When has a campaign set itself apart enough to be truly great? Tom offers his insight on the subject.

There's a quote widely attributed to Pablo Picasso that "good artists borrow, great artists steal." You don't want to reinvent the wheel entirely, but you can’t settle for being another imitator just borrowing from the playbook of the already successful.

We all know Open Sans is a way overused font, so if you do start to go in the way of an Open Sans type, it better be strategic. It would do you good to go back to the root of its appeal and work from there to find something original again. Because if it doesn't look original, you haven't stolen anything—just become an imitator.

In Summary:

Ultimately, somebody is going to break the mold. They always do. The question is who will do it first?

Will it be a startup that springs into existence more quickly and cheaply than ever before with fewer levels of bureaucracy in the way, or a rival titan you took for granted that learns to operate like a startup and do things faster and with more money behind them.

Case in point: Budweiser hard seltzer.

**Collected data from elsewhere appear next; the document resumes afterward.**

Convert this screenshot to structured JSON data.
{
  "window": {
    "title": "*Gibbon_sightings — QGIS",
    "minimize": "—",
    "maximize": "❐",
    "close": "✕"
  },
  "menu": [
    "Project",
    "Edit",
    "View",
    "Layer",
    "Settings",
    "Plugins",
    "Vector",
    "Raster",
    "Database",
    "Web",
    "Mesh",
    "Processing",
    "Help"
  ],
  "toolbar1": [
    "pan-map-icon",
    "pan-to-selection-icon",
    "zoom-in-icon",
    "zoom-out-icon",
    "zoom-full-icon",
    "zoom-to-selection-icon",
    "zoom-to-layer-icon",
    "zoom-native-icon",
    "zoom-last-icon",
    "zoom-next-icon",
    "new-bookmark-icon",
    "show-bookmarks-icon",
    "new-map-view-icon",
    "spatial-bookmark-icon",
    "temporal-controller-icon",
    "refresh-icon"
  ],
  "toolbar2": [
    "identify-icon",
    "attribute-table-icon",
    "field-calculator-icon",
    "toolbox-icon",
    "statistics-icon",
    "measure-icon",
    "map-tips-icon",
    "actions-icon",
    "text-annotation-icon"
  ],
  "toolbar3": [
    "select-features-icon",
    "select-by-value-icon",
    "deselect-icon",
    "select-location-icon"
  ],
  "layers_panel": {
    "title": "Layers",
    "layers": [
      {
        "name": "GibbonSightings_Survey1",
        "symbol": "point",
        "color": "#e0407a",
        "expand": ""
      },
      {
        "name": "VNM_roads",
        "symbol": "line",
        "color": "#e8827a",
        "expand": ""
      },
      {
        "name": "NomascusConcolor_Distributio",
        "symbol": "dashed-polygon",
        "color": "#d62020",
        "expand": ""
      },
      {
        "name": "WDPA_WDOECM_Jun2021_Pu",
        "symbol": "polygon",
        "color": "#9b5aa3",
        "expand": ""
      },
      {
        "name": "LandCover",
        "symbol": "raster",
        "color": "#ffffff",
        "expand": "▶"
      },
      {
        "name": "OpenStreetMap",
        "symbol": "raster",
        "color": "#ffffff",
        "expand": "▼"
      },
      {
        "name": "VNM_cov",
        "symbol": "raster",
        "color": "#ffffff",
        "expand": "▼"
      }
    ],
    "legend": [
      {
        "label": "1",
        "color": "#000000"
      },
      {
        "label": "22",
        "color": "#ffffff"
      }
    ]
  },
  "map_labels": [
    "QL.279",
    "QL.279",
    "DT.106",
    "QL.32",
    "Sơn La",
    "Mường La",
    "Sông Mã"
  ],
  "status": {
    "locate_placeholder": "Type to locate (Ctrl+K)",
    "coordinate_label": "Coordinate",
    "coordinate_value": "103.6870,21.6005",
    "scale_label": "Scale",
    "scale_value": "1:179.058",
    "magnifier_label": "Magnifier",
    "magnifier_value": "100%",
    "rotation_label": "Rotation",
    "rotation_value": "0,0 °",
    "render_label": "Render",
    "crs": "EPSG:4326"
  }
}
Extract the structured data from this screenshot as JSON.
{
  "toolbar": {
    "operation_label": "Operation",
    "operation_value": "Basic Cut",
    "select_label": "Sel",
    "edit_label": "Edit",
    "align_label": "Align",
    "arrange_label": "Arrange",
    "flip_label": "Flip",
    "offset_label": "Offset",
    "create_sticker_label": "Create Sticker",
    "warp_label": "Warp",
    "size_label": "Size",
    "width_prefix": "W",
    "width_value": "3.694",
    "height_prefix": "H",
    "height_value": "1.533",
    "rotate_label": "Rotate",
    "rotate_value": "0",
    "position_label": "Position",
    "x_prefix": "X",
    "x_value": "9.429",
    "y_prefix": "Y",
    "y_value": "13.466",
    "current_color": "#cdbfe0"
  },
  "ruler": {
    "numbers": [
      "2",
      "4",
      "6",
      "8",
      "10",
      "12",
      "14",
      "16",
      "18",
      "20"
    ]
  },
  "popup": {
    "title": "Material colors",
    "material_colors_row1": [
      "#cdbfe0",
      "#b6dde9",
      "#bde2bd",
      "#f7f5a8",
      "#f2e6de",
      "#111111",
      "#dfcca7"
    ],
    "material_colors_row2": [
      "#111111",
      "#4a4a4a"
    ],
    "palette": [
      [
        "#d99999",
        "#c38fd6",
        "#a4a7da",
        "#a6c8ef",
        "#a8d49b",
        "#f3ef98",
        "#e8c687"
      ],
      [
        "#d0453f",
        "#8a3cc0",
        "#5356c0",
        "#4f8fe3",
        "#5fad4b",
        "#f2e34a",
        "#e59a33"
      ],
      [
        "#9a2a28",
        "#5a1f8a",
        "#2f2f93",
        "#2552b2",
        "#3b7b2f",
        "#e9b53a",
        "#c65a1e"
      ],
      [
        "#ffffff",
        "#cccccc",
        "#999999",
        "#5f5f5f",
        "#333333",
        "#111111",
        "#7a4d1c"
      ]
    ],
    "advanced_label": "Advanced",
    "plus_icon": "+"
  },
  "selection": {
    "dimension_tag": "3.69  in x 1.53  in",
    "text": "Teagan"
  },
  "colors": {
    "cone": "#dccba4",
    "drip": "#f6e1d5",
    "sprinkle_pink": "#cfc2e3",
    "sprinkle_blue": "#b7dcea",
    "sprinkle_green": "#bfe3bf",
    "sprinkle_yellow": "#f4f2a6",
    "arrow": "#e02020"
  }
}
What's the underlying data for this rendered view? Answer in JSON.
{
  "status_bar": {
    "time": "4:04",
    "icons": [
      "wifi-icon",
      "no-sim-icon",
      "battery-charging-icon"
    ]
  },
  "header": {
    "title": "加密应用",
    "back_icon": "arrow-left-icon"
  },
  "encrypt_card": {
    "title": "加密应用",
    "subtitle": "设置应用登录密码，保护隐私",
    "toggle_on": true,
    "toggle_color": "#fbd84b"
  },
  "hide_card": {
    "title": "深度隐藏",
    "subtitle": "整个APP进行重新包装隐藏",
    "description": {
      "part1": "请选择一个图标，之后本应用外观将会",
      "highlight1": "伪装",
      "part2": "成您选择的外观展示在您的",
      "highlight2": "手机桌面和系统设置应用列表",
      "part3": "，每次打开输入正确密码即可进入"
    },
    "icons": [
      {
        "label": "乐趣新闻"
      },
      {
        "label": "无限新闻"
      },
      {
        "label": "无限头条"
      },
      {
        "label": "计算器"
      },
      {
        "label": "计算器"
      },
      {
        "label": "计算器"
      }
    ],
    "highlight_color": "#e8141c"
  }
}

Everybody knows the name of the beer, but why they showed up late to the seltzer game (or at all) is a cringe-worthy topic. Even though it was the first large beer brand to get into hard seltzer, they were so late to the market it felt prehistoric. Whether it was a fear of taking risks or the slow confidence they could pivot any time they wanted, the end result made plenty of onlookers wince.

The takeaway? The drive to be creative and stand out with how you communicate your product advantages and your brand story is like offering up a trailer for a movie instead of just picking a title based on the DVD cover. Sure, it’s a pretty piece of data that pulls the viewer in, but it’s not the thing that’s going to last in the user’s mind.

It’s easy to discount how important it is to provide lasting value and recognition in your marketing, but it may be the one thing that gets you on the map.

If you can't communicate what’s between those back and cover slips, you can't sell a damn thing.